Nov. 1, 2010 -
PRLog -- We believe that cracks are beginning to appear in the Chinese economy, which should grow in magnitude over the coming months. Manufacturing surveys suggest economic activity slowing sharply, while fears of falling property prices are leading to rising stress in the banking system. Despite these negative developments, and amid an increasingly uncertain outlook for external demand, the People's Bank of China has allowed the yuan to appreciate mildly against the US dollar. With domestic economic activity slowing and rising wage pressures indicating brewing inflationary expectations, the stage is set for a slowdown of both domestic and external demand. R ecent strikes at Japanese carmaker part suppliers suggest that the days of cheap labour in China could be nearing an end. How the government reacts to worker demands for higher wages and the right to form trade unions could signal the extent to which the Communist Party of China will allow meaningful restructuring of the economy. On the external front, the decision to announce the end of the CNY / US $ peg is likely as much of a political decision as it is an economic one.
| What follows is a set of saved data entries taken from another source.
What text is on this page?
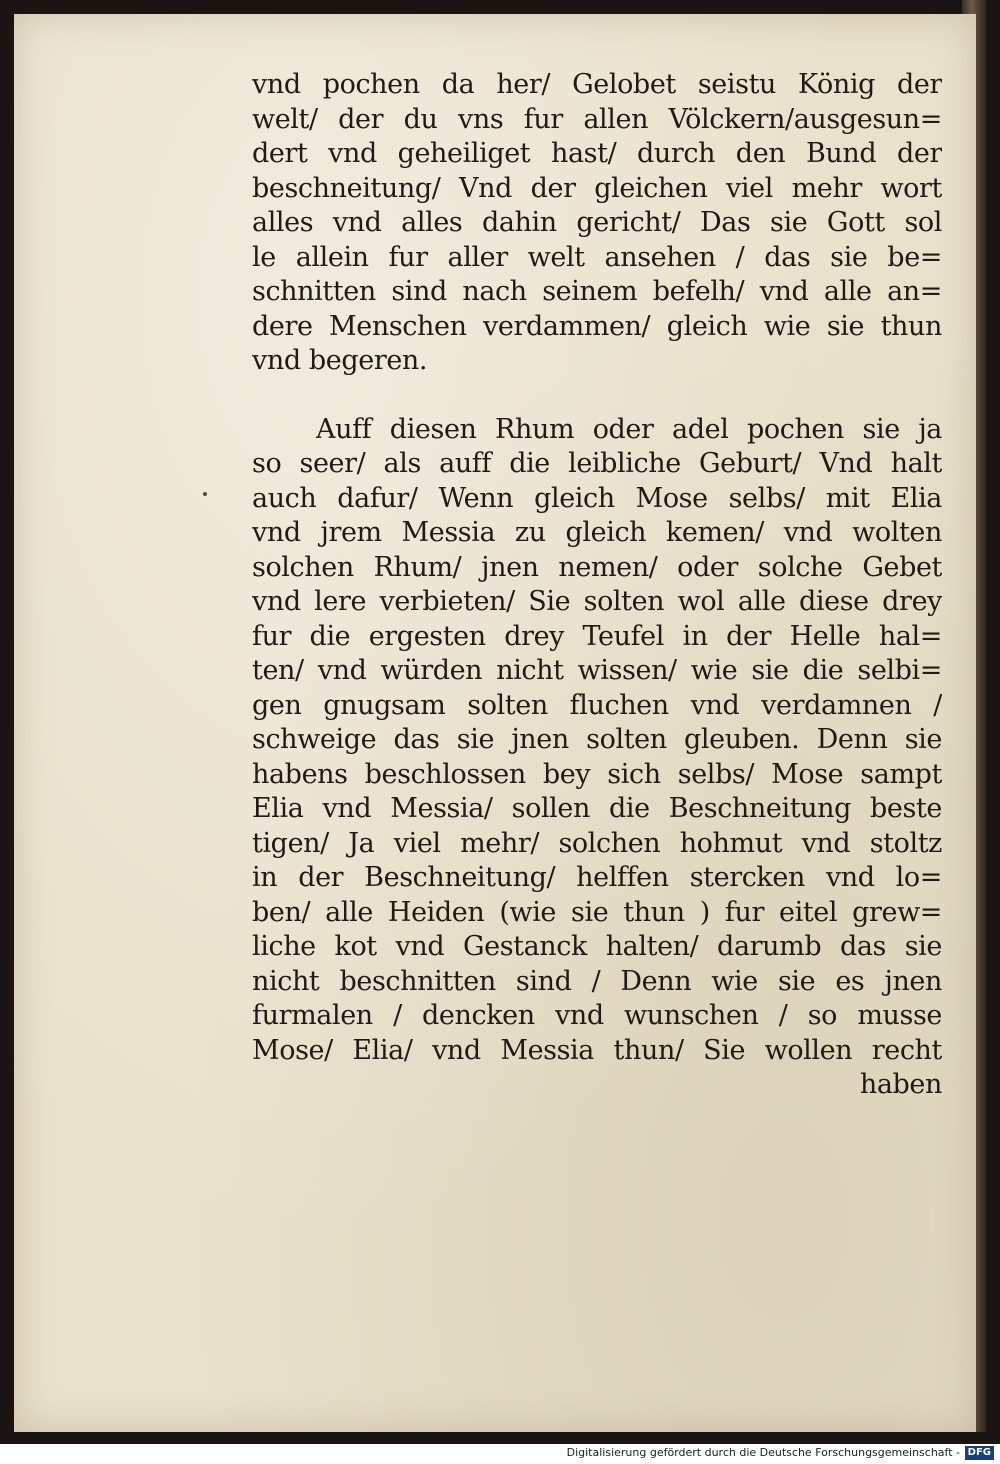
vnd pochen da her/ Gelobet seistu König der
welt/ der du vns fur allen Völckern/ausgesun=
dert vnd geheiliget hast/ durch den Bund der
beschneitung/ Vnd der gleichen viel mehr wort
alles vnd alles dahin gericht/ Das sie Gott sol
le allein fur aller welt ansehen / das sie be=
schnitten sind nach seinem befelh/ vnd alle an=
dere Menschen verdammen/ gleich wie sie thun
vnd begeren.
Auff diesen Rhum oder adel pochen sie ja
so seer/ als auff die leibliche Geburt/ Vnd halt
auch dafur/ Wenn gleich Mose selbs/ mit Elia
vnd jrem Messia zu gleich kemen/ vnd wolten
solchen Rhum/ jnen nemen/ oder solche Gebet
vnd lere verbieten/ Sie solten wol alle diese drey
fur die ergesten drey Teufel in der Helle hal=
ten/ vnd würden nicht wissen/ wie sie die selbi=
gen gnugsam solten fluchen vnd verdamnen /
schweige das sie jnen solten gleuben. Denn sie
habens beschlossen bey sich selbs/ Mose sampt
Elia vnd Messia/ sollen die Beschneitung beste
tigen/ Ja viel mehr/ solchen hohmut vnd stoltz
in der Beschneitung/ helffen stercken vnd lo=
ben/ alle Heiden (wie sie thun ) fur eitel grew=
liche kot vnd Gestanck halten/ darumb das sie
nicht beschnitten sind / Denn wie sie es jnen
furmalen / dencken vnd wunschen / so musse
Mose/ Elia/ vnd Messia thun/ Sie wollen recht
haben
Digitalisierung gefördert durch die Deutsche Forschungsgemeinschaft - DFG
Beijing has come under fierce criticism over its currency stance, particularly from the US congress, and it seems likely that the central bank's decision was driven by a desire to prevent US Treasury Secretary Timothy Geithner labelling China a currency manipulator. Bilateral tensions are likely to ease following the decision. We expect China's manufacturing sector to record a contraction over the next few months as measured by the HS BC purchasing managers' index (PMI) as the combined impact of a fading domestic investment boom and a decline in exports hits home. Prior to the release of the May HSBC PMI figure, we argued that the peak in the manufacturing recovery was behind us and warned that an outright recession in China should not be overlooked. Following this report, May's PMI fell from 55.4 to 52.7, and the 50.4 print in June shows China's manufacturing sector (which represents just under half of the entire economy) is barely expanding. This signals that China's major growth driver is waning fast and we expect the index to slip below the crucial 50 level (which denotes the line between expansion and contraction)
over the coming months. T he recent surge in labour disputes, which have seen minimum wage rates rise in a number of provinces, pose a threat to China's standing as a cheap labour hub. In our proprietary business environment ratings, China scores 51.3 out of 100, ranking it in 59th position globally. We are particularly concerned by the area of market orientation, which scores a below-par 45.2 out of 100, ranking it a lowly 84th out of the 168 countries covered.